Qu’en est-il de ce statut de médiateur dans un univers local complexifié, professionnalisé, multi-partenarial, où les patrons de collectivités locales sont des gestionnaires et se veulent développeurs locaux ? A la complexité de la gestion locale correspond une fragmentation du pouvoir dispersé en de multiples structures et acteurs ainsi qu’une intervention accrue des grands opérateurs urbains mais aussi d’associations diverses et de syndicats. Ceux-ci ont accès à des scènes de négociation, en dehors des arènes institutionnelles des collectivités locales. Mais l’élu, le maire en particulier, n’est pas seulement un gestionnaire, inséré dans des réseaux de politiques publiques. Il est aussi dans un rapport direct à la population. Le souci de la réélection compense la fermeture institutionnelle de la représentation politique qui autoriserait une coupure forte. Le maire n’est pas préoccupé uniquement par la fonction technique de régulation, comme d’autres acteurs engagés dans la négociation. Son rôle se situe à un niveau plus proprement politique : la construction de sens, la représentation et les représentations de la population [2].

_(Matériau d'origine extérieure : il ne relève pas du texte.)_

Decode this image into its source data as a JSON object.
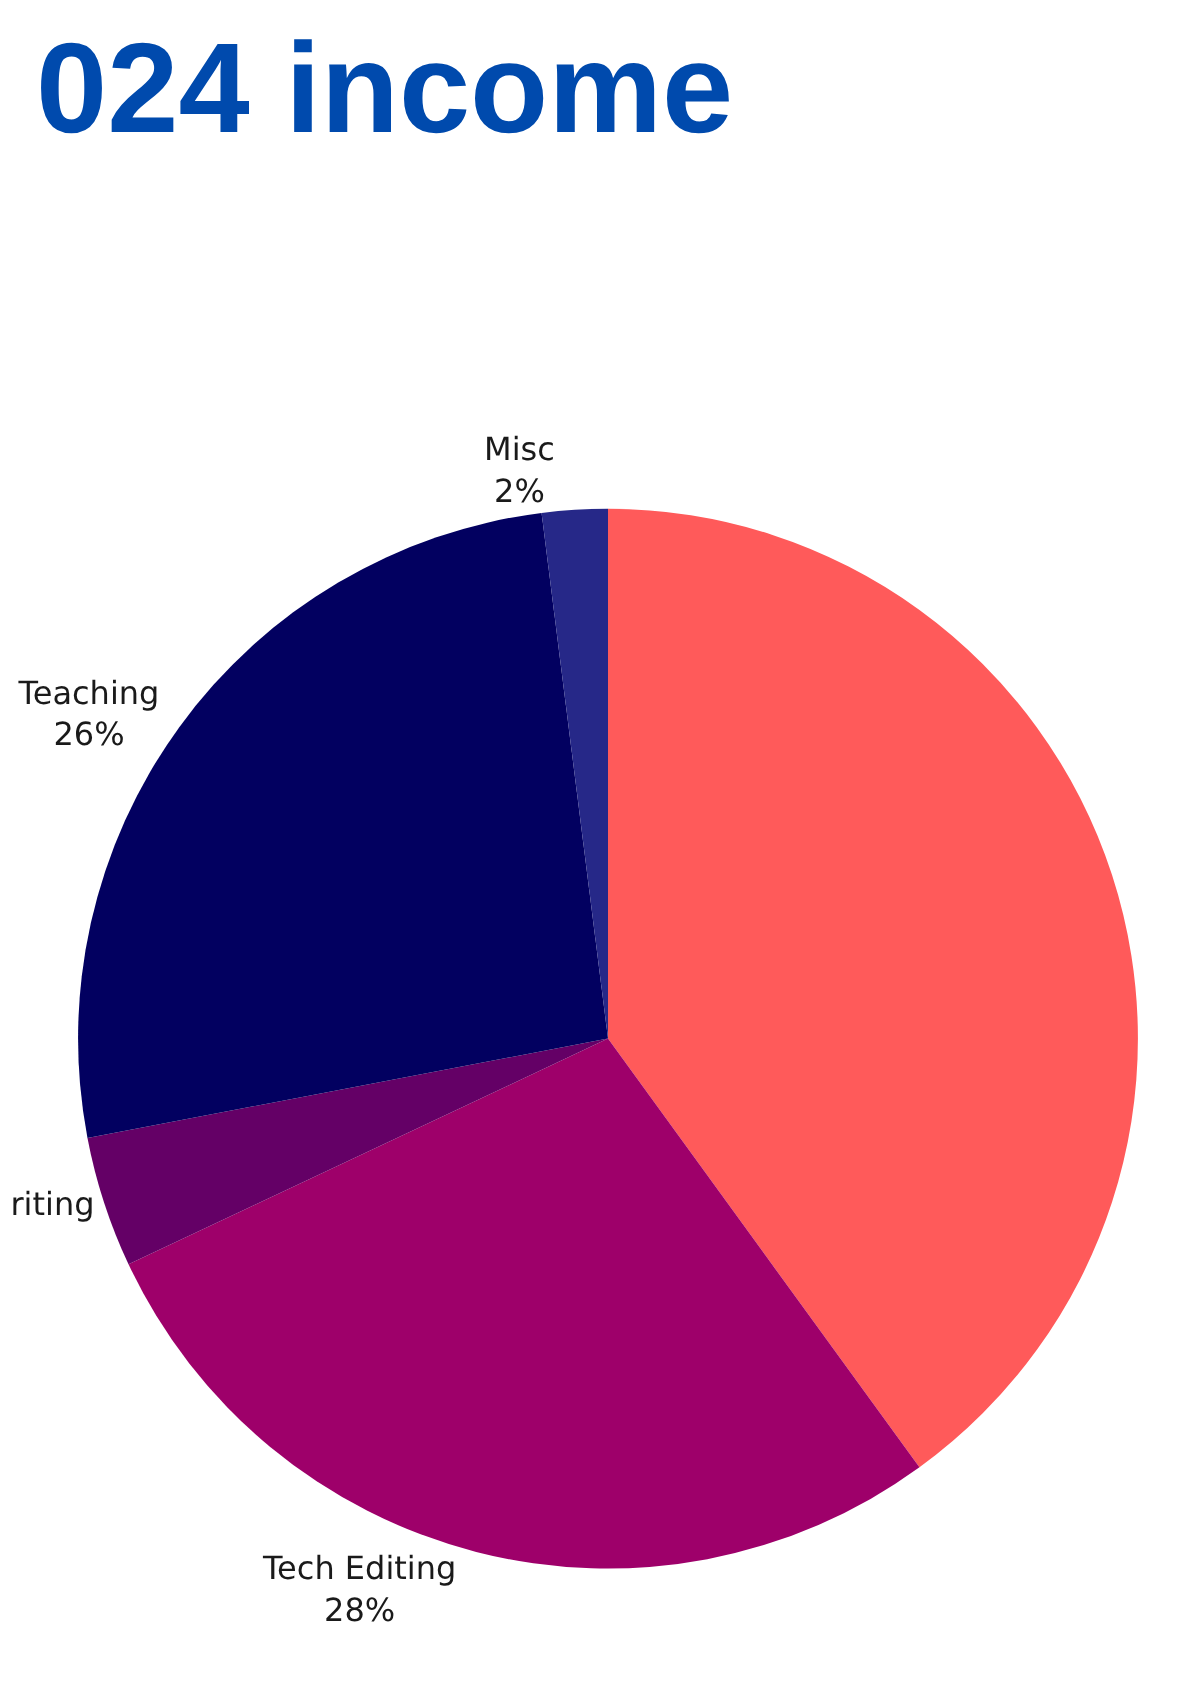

Des pratiques relationnelles

Au-delà de la diversité des communes, au-delà d’un rapport différent à leur mandat en fonction ou non d’une stratégie de cumul, de l’inscription temporaire ou professionnelle dans l’univers politique, ce qui unit tous les maires, c’est leur capacité à dire le groupe dont ils sont issus et leurs efforts pour maintenir cette capacité. L’objectif prioritaire des élus est de conquérir ou de conserver le pouvoir politique. Pour y parvenir, ils doivent développer, en amont du premier mandat et entre deux élections, une série hétérogène de savoir-faire pratiques : réception individuelle des administrés, contacts avec les différents milieux organisés dans la commune, rencontre directe avec les habitants en dehors de toute médiation, écoute de la parole et des demandes variées de la société locale. « Le rôle de l’élu local est celui d’un intermédiaire ou d’un médiateur qui établit une communication dans son sens le plus large, entre différents segments ou réseaux de la société locale [3]. » Et il n’est pas anodin de noter à quel point la presse quotidienne régionale soutient les élus locaux dans l’activation de cette dimension « proche des gens » en donnant à voir cette image de leurs activités : dans la PQR, l’élu inaugure, honore, reçoit [4]. Dans la mesure où le maire, en ville surtout, est à la tête d’une administration municipale, il est en position de convertir les demandes sociales en produits de l’action municipale, d’assurer l’articulation entre ces deux univers. La politique municipale fonctionne bien plus à « l’accommodation » par rapport aux demandes individuelles que la politique gouvernementale et l’on peut trouver dans cette proximité l’explication de l’adaptabilité du gouvernement local [5]. Le maire, élu et patron d’une collectivité locale, consacre une part non négligeable de son temps à intervenir au sein de sa propre administration et en direction des administrations déconcentrées, afin d’obtenir un règlement de cas individuels, ou du moins une prise en compte de situations individuelles.

Il ne s’agit pas là seulement d’une image symbolique, mais bel et bien d’une dimension décisive du métier d’élu. Les patrons de collectivités locales importantes, engagés dans une série de décisions qui ne dépendent pas seulement d’eux, continuent à consacrer une part considérable de leur temps à ces activités de représentation et de réception, même si l’observation de leur délégation signalerait sans doute la montée en puissance des équipes technocratiques locales autour du leader, l’importance de l’entourage dans ce travail de médiation. On a pu signaler la dépendance du maire par rapport à des milieux sociaux organisés dans la commune dans la construction d’un fief [6]. Et l’analyse du travail de constitution des listes aux élections municipales comme l’observation des passerelles entre les carrières associatives et politiques mettent en évidence l’interdépendance des représentations sociales organisées et politiques dans les communes.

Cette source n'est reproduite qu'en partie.